Alas, such a production was bound to be expensive. The volume cost 25 shillings at a time when a comparable edition in black and white would have been about 2 shillings. Consequently sales were limited and in the end the printers were left with about 75% of the print run. In fact the production costs of this work (and similar high-class examples of elaborate printing) contributed to the bankruptcy of Pickering a few years later. This means that only a few copies of Byrne's work found their way into circulation and hence, by the peculiar irony of the second-hand book trade, those that did are now extremely valuable.

Of course this meant that Byrne's dream of seeing his method replacing the usual way of presenting Euclid was never going to be realised. So from the point of view of the history of mathematics, Byrne's efforts were something of a cul de sac.
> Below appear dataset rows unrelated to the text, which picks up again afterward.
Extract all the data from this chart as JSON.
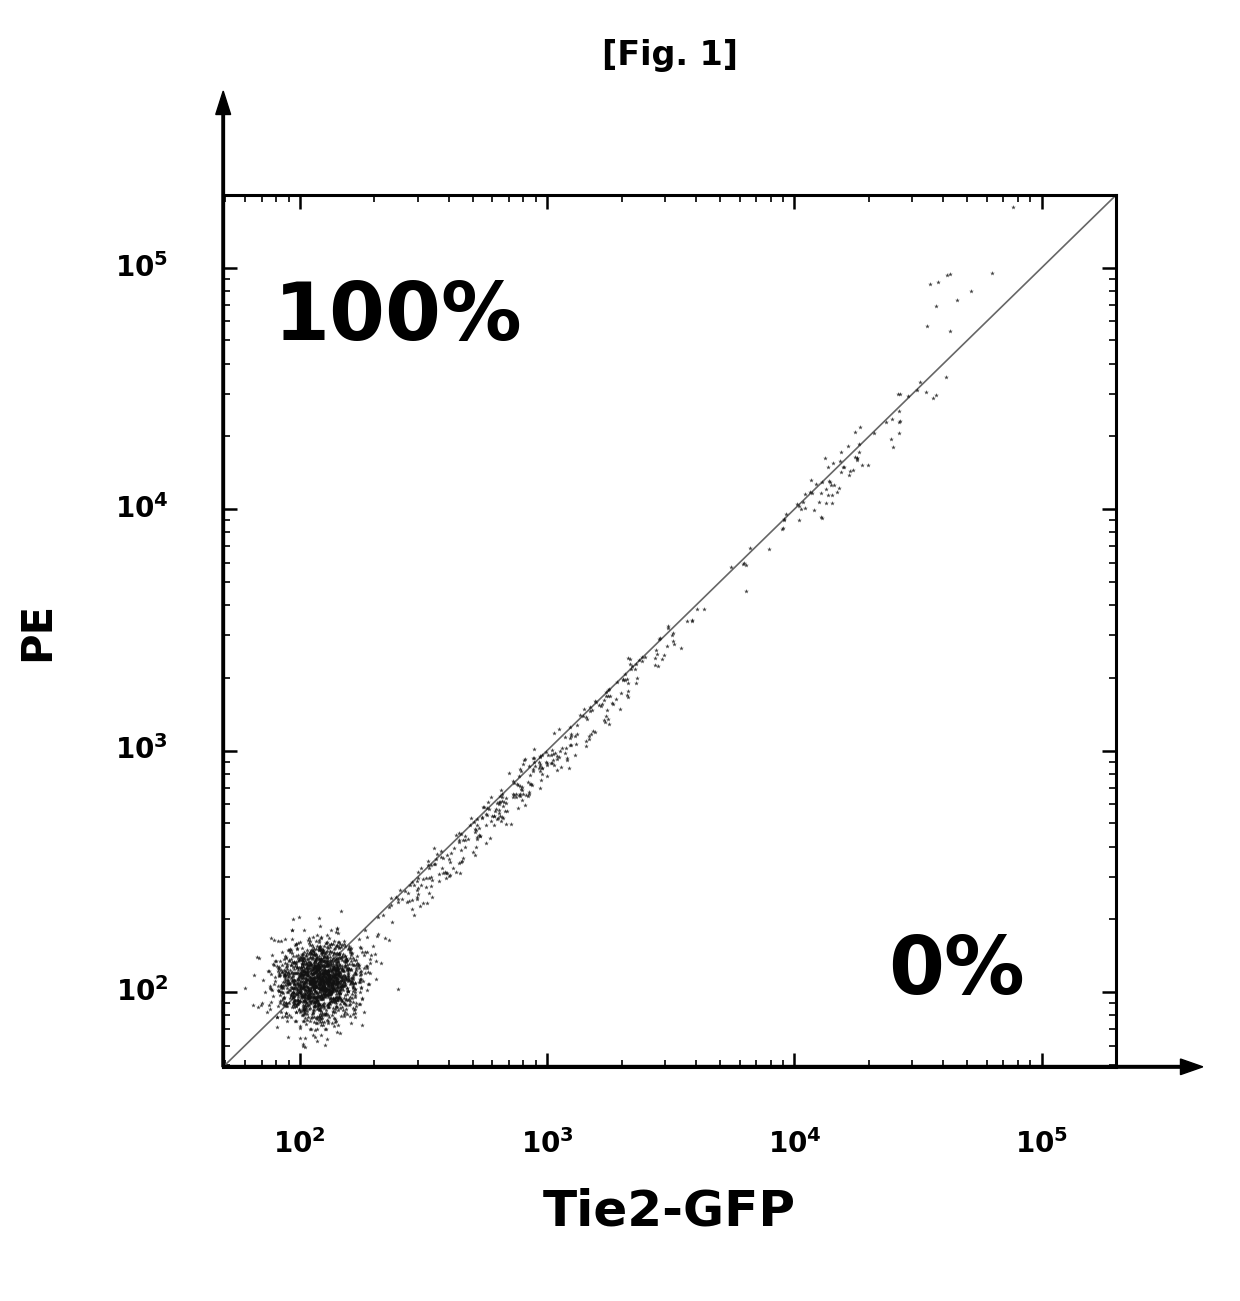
{
  "title": "[Fig. 1]",
  "xlabel": "Tie2-GFP",
  "ylabel": "PE",
  "xlim_log": [
    1.69,
    5.3
  ],
  "ylim_log": [
    1.69,
    5.3
  ],
  "label_100pct": "100%",
  "label_0pct": "0%",
  "background_color": "#ffffff",
  "scatter_color": "#111111",
  "title_fontsize": 24,
  "xlabel_fontsize": 36,
  "ylabel_fontsize": 30,
  "pct_fontsize": 58,
  "tick_fontsize": 20,
  "seed": 42
}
Cajori, writing eighty years later, dismissed the work as "a curiosity" and echoed the poor opinion that De Morgan had expressed a couple of years after its publication.

However, Ruari McLean, writing in Victorian Book Design and Colour Printing (University of California, 1972) calls it "one of the oddest and most beautiful books of the whole century".

Historians of art have seen the geometric works of Mondrian pre-figured in the diagrams devised by Byrne  though Mondrian admitted to never having seen the work!

Here are a couple of examples:

It is easy to leaf through the volume with its curious long s's and beautifully decorated capitals and appreciate the work as a fine work of design rather that as a mathematical text.

The reason that this forgotten work has now enjoyed a revival is the publication of a facsimile edition by Taschen [1]. An historian of mathematics rather that of art or design will probably not covet this sumptuous reprint, but would certainly appreciate the Web version put up by Bill Casselman from the University of British Columbia:


The whole volume is there and I particularly recommend page 60: Book II Propn VI to appreciate just how lively Byrne can make a result as dry as:

If a straight line be bisected and produced to any point, the rectangle contained by the whole line so increased, and the part produced, together with the square of half the line, is equal to the square of the line made up of the half, and the produced part.

[1] Oliver Byrne, The first six books of the Elements of Euclid: Facsimile of the 1847 edition: with explanatory booklet, Taschen GmbH, 2010.